Plugins allowing you to use CSS selectors to query your tree.

Backed by css-select with a custom adapter. css-select supports all CSS3 selectors, as well as some additional selectors from jQuery and some of its own as well. See the docs for more info.

querySelector

Finds the first descendant node of the current node that matches the given selector. Like the browser DOM, it does not include the current node in the search.

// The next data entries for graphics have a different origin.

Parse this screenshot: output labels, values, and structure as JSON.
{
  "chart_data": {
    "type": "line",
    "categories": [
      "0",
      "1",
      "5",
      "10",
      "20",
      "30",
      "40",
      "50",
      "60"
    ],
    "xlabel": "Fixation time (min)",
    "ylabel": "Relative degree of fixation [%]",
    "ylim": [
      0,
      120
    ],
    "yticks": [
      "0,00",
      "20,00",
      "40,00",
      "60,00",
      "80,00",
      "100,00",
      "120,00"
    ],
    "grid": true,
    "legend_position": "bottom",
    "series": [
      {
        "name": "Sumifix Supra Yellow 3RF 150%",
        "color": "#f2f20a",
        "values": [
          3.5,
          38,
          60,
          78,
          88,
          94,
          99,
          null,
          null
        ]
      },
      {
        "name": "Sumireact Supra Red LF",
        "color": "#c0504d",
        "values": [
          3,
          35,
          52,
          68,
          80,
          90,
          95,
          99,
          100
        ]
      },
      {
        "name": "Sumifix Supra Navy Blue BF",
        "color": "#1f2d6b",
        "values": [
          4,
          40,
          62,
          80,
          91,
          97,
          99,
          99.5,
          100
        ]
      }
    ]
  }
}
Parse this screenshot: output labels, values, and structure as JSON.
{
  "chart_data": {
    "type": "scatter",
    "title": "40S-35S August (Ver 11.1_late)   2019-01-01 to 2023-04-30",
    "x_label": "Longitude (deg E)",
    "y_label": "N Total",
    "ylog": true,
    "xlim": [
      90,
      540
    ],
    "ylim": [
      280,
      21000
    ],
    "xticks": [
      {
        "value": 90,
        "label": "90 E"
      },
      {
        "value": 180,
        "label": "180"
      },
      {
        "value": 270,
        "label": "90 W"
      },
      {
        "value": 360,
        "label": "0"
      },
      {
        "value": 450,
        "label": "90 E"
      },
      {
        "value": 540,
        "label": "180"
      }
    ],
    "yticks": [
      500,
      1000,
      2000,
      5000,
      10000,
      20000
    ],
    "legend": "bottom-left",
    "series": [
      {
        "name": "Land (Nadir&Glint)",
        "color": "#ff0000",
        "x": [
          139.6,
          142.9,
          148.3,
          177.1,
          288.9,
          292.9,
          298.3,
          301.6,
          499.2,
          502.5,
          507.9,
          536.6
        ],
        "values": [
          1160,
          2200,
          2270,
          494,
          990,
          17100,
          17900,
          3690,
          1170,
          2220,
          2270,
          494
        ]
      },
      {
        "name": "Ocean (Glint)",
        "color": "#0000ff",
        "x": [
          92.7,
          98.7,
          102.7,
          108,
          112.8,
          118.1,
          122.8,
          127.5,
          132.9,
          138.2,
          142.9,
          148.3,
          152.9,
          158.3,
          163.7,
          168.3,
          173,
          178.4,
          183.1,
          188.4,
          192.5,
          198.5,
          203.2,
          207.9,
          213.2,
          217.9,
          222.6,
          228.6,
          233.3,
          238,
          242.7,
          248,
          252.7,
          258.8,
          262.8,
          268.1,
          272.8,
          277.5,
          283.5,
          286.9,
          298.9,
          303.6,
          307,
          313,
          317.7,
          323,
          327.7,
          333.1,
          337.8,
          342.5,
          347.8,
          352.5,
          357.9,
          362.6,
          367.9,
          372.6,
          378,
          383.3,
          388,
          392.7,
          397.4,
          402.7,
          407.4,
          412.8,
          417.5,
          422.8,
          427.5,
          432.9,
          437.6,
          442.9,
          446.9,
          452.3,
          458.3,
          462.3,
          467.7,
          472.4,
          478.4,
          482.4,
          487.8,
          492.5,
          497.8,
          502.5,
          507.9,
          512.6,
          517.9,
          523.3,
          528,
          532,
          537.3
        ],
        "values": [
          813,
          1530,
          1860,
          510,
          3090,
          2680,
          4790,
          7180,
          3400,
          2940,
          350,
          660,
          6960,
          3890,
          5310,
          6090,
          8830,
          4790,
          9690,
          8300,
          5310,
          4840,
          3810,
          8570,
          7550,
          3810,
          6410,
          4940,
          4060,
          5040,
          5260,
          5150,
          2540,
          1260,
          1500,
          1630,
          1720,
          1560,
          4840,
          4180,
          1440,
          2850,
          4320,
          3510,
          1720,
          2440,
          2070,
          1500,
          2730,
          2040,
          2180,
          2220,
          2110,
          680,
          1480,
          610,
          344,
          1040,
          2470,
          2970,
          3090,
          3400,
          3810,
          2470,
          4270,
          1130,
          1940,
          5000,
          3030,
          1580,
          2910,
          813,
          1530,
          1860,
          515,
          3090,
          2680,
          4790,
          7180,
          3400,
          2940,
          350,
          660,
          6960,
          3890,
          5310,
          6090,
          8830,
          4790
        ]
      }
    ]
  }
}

const node2 = Tree.parse( `
<hello>
  <world class="foo" />
</hello>
`, { removeWhitespace: true } )

const foo = node2.querySelector( '.foo' )

querySelectorAll

Finds all descendant nodes that match the given selector. Like the browser DOM, it does not include the current node in the search. Returns an array of matching nodes.

const node2 = Tree.parse( `
<hello>
  <world class="foo" />
  <world class="bar" />
</hello>
`, { removeWhitespace: true } )

const worlds = node2.querySelectorAll( 'world' )

// 2
console.log( worlds.length )

matches

Returns a boolean indicating whether the current node matches the given selector.

const node2 = Tree.parse( `
<hello>
  <world class="foo" />
</hello>
`, { removeWhitespace: true } )

// true
console.log( node2.matches( 'hello' ) )

stringify

Creates an XML-like string representation of your tree

const box = Tree.createElement( 'box' )
const hat = Tree.createElement( 'hat' )
const priceTag = Tree.createElement( 'price' )
const price = Tree.createText( 'In this style 10/6' )

box.append( hat )
hat.append( priceTag )
priceTag.append( price )

// '<box><hat><price>In this style 10/6</price></hat></box>
console.log( box.stringify() )

treeType

Returns the type of the current tree - default implementation always uses tree, intended to be overridden by custom plugins. Used by documentType nodes when there is no name property.